Franco diz que a Prefeitura tentou a adequação, mas não conseguiu devido ao custo elevado de atender às exigências da legislação e até mesmo pela topografia do terreno, que nem sempre permitia a adaptação dos recintos.
A administração também chegou à conclusão de que a manutenção seria muito onerosa, não valendo a pena manter o zoo aberto. A decisão foi tomada em 2020, quando as visitações públicas foram encerradas. Desde então, os animais começaram a ser retirados. A maioria foi encaminhada ao Centro de Triagem e Reabilitação de Animais Silvestres (CETRAS) do município de Patos de Minas, um dos cinco existentes em Minas Gerais. A previsão é que a transferência dos animais restantes seja concluída até fevereiro do próximo ano.
— Continuaremos com o trabalho de pesquisa e conservação, mas não mais com animais em cativeiro. Temos parques aqui significativos, e vamos direcionar essas atividades para lá — diz Franco.
Até lá, a rotina dos animais segue normal, com assistência biológica, veterinária, cuidados com alimentação e enriquecimento ambiental. A população entendeu e apoia a decisão, conta o biólogo.
—Construímos e apresentamos bem à população as dificuldades.
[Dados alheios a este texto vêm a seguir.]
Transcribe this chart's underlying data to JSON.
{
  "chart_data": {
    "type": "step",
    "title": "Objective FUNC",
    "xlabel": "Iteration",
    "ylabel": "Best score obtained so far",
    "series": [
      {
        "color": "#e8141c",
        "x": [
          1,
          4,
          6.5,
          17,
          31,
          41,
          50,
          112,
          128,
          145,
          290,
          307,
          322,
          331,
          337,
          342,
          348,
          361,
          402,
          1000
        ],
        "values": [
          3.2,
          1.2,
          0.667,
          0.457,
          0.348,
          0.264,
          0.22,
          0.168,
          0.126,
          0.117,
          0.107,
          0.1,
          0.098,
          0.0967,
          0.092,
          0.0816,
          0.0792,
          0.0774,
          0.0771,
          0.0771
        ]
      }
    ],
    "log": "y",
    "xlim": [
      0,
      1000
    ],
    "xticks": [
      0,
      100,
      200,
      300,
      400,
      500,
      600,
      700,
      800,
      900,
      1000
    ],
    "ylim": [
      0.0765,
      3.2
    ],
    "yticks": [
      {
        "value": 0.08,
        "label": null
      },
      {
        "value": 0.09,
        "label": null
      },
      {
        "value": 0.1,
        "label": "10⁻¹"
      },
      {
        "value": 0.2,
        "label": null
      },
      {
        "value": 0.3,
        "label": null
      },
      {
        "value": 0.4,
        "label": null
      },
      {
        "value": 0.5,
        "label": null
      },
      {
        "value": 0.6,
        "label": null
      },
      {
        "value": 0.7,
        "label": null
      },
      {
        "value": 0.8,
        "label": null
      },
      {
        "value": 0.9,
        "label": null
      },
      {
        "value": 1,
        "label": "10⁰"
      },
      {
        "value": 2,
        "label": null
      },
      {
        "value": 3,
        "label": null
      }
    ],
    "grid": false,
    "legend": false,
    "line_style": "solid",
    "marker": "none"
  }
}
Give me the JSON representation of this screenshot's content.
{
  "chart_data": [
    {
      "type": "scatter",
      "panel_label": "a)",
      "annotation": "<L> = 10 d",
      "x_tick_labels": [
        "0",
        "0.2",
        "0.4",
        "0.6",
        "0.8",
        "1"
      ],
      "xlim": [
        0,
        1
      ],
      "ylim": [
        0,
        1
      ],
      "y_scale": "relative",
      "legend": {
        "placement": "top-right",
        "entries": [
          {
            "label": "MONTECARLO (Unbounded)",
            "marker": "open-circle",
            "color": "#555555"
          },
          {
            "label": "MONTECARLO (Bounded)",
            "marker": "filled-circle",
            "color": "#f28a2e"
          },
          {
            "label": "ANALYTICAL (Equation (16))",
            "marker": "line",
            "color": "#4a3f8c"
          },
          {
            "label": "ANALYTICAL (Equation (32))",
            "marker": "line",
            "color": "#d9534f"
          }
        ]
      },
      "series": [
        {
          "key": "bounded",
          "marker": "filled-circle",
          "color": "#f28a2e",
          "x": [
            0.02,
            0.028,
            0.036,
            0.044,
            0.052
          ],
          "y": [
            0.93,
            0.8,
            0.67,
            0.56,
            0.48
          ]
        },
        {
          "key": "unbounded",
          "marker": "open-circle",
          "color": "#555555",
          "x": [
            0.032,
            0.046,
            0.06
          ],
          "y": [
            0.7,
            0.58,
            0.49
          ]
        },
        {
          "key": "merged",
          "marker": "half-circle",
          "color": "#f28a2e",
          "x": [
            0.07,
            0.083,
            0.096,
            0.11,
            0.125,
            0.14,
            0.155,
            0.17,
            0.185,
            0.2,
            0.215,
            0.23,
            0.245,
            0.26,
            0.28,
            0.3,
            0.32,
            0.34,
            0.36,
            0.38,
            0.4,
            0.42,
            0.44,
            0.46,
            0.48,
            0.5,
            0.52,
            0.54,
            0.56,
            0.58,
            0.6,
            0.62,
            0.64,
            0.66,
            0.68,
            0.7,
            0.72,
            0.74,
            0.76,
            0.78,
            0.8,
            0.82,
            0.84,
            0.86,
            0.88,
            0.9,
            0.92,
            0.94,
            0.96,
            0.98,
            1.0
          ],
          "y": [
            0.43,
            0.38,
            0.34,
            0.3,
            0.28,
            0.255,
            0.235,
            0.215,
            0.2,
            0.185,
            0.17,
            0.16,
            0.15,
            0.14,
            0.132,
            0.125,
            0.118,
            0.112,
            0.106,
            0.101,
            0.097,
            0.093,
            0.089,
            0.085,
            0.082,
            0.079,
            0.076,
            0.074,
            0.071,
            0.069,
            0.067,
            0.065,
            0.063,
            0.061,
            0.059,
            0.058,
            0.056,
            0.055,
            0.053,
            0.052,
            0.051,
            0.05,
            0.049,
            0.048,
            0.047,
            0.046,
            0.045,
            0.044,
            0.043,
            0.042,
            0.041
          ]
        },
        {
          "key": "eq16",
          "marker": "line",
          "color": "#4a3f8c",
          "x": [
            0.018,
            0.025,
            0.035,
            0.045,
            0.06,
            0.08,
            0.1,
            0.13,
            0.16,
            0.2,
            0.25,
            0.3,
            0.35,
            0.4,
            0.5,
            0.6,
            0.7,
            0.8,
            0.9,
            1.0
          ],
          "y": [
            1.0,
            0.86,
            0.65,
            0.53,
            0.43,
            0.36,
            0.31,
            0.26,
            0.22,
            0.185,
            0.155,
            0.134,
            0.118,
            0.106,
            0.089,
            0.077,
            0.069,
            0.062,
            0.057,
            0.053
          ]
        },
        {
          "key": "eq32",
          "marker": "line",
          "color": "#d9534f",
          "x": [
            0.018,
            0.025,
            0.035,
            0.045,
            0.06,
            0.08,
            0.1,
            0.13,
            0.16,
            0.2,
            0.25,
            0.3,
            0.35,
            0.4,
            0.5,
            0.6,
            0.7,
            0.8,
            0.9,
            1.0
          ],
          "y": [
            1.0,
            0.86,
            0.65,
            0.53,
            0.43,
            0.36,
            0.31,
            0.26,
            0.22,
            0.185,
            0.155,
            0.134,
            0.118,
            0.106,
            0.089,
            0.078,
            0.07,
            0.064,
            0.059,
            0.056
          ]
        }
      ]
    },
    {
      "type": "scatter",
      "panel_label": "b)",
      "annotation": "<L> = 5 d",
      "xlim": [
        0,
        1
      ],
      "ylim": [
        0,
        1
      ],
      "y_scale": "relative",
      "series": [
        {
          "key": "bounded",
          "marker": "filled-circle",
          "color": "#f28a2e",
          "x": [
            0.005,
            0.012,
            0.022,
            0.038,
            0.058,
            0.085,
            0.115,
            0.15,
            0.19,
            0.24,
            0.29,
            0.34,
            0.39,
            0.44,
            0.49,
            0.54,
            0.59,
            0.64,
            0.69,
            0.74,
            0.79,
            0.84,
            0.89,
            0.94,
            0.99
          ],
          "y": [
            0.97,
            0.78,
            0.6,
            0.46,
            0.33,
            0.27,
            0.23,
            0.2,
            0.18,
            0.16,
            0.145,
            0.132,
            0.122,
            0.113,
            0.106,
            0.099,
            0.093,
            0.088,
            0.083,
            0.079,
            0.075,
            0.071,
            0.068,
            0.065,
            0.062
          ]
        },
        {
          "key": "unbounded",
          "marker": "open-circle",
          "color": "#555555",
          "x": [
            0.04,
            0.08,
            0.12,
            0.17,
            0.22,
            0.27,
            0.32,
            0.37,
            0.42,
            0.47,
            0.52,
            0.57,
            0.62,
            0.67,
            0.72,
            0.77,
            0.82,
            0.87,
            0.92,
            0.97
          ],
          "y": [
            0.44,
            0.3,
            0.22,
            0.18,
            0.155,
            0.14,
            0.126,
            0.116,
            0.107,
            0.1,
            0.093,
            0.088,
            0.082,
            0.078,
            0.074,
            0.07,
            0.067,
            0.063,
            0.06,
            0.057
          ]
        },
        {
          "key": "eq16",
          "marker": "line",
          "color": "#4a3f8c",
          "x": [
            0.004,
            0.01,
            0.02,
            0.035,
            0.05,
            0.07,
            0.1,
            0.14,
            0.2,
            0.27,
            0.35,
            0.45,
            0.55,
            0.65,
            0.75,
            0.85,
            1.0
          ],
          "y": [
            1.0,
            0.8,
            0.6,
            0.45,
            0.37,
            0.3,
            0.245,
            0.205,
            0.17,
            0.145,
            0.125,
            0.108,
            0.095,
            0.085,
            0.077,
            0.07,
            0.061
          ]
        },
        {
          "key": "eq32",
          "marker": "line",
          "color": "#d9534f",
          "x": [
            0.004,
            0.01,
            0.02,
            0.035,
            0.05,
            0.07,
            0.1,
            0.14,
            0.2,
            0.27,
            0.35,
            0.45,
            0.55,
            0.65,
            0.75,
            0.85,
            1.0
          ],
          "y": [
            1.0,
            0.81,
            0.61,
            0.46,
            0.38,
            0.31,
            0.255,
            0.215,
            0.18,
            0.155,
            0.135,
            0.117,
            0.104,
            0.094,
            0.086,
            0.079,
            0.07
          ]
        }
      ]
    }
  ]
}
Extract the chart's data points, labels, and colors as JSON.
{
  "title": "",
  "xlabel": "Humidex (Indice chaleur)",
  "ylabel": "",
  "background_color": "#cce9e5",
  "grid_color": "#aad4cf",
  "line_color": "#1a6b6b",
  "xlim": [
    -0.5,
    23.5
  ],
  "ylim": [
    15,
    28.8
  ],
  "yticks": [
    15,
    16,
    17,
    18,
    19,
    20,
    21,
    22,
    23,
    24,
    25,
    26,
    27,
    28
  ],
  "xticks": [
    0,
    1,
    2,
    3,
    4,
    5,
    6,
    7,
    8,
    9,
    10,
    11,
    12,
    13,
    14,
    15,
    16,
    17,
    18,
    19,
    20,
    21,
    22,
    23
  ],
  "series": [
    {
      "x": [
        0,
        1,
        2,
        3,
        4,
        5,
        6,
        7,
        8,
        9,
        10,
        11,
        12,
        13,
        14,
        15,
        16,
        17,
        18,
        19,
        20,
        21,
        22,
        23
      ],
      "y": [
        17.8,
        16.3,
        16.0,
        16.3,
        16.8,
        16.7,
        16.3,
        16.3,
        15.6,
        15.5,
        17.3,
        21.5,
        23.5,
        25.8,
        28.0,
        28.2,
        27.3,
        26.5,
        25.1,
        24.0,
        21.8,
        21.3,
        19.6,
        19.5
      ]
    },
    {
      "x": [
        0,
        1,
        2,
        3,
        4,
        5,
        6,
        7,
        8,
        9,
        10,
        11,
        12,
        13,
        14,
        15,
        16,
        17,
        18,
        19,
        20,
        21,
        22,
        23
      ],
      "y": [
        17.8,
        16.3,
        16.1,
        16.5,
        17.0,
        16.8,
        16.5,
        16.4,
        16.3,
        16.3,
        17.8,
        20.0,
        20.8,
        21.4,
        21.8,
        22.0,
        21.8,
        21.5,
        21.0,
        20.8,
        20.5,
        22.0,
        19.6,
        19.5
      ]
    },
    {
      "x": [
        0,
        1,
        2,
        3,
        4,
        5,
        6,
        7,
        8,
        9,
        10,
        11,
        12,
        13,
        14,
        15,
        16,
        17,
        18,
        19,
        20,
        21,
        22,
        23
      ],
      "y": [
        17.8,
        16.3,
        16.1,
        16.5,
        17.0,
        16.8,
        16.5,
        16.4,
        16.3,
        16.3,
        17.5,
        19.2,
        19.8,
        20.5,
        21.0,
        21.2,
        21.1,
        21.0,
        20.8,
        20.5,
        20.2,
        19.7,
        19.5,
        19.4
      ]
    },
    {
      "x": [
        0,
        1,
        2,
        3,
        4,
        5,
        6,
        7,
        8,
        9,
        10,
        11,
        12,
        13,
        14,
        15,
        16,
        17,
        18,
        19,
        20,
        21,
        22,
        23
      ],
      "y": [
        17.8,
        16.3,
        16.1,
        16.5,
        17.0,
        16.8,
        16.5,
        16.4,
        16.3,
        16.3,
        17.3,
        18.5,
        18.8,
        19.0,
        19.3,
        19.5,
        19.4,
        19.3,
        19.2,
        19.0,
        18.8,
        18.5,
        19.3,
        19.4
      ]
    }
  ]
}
Claro que alguns lamentaram, mas não houve manifestação contrária — afirma.
Quando as macacas forem retiradas, a área será transformada em parque. O bosque será reformado e entregue para a população como área de lazer, preservação e educação ambiental, recuperando a importância do espaço.
Chiquinha, de 19 anos, foi levada pelo Ibama ainda filhote para o Zoológico de Uberaba — Foto: Divulgação/ Jorge Ferreira
Modelo em transição
O fim ou a remodelação de zoológicos têm sido uma constante em várias cidades do país, acompanhando um debate mundial sobre a permanência de animais, sem sofrimento, nestes espaços tais como eles se apresentam. De um lado, especialistas argumentam que os espaços aumentam o estresse dos animais, favorecem que desenvolvam distúrbios pela falta de estímulos e apontam casos noticiados de maus-tratos em zoológicos . Por outro, reconhecem que os zoos também cumprem um papel importante de educação, conservação e preservação de espécies diante do desmatamento no planeta.
No ano passado, o antigo zoológico do Rio de Janeiro reabriu com novo nome — BioParque —e aparência, com menos grades nos recintos e dedicado a conservação e pesquisa científica.
O zoológico de São Paulo, que já vem passando por reformulações, prepara a maior reforma em 40 anos, com melhorias nos recintos e maior foco em educação ambiental e bem-estar dos animais. O zoo será integrado aos vizinhos Zoo Safári e Jardim Botânico que, juntos, vão virar o chamado Biosfera Parque.
Segundo Franco, muitos países têm buscado sensibilizar as pessoas de que, no lugar de zoológicos, se multipliquem santuários, com manutenção de animais em ambiente natural.